HIROSHIMA, JAPÓN – Rebun Kayo, un investigador de 47 años, realiza desde hace más de una década excavaciones solitarias en la isla de Ninoshima, donde busca restos humanos de las víctimas de la bomba atómica lanzada sobre Hiroshima en 1945. Bajo un sol abrasador, su labor se ha convertido en un acto de memoria viva.
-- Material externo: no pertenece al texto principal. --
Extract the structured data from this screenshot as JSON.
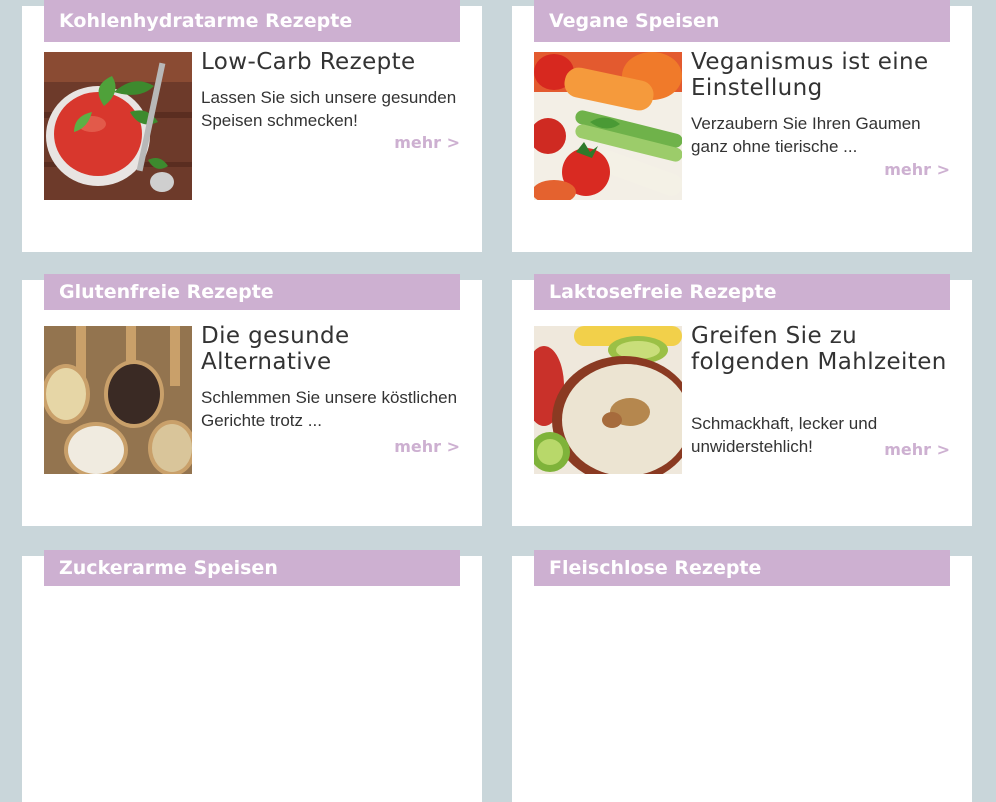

La isla de Ninoshima, ubicada a cuatro kilómetros del epicentro de la explosión, fue utilizada como hospital de campaña tras el ataque. Miles de cuerpos fueron enterrados apresuradamente en fosas comunes, muchas de las cuales nunca fueron localizadas.
En una reciente jornada, Kayo recuperó dos fragmentos óseos del tamaño de una uña del pulgar. Hasta ahora ha recolectado alrededor de 100. “Lo que más me impactó fue encontrar la mandíbula y el diente de un niño. Me destrozó”, confesó con la voz quebrada.
La motivación de Kayo también es personal: nació en Okinawa, donde perdió a tres familiares en la guerra. Como no puede participar en las excavaciones allí por razones médicas, dedica su vida a Ninoshima. “Mientras sigan apareciendo restos, la guerra sigue viva”, reflexiona.
Su trabajo también denuncia la narrativa oficial de “superación”. Para él, mientras no se consagre adecuadamente a cada víctima, no hay cierre posible. Planea llevar todos los restos encontrados a un templo budista para su consagración.
Ninoshima hoy es una pequeña isla de apenas 4 km², pero guarda cicatrices profundas de la historia. El trabajo de Kayo, aunque silencioso, es un poderoso recordatorio de que la guerra no termina cuando cesan las bombas.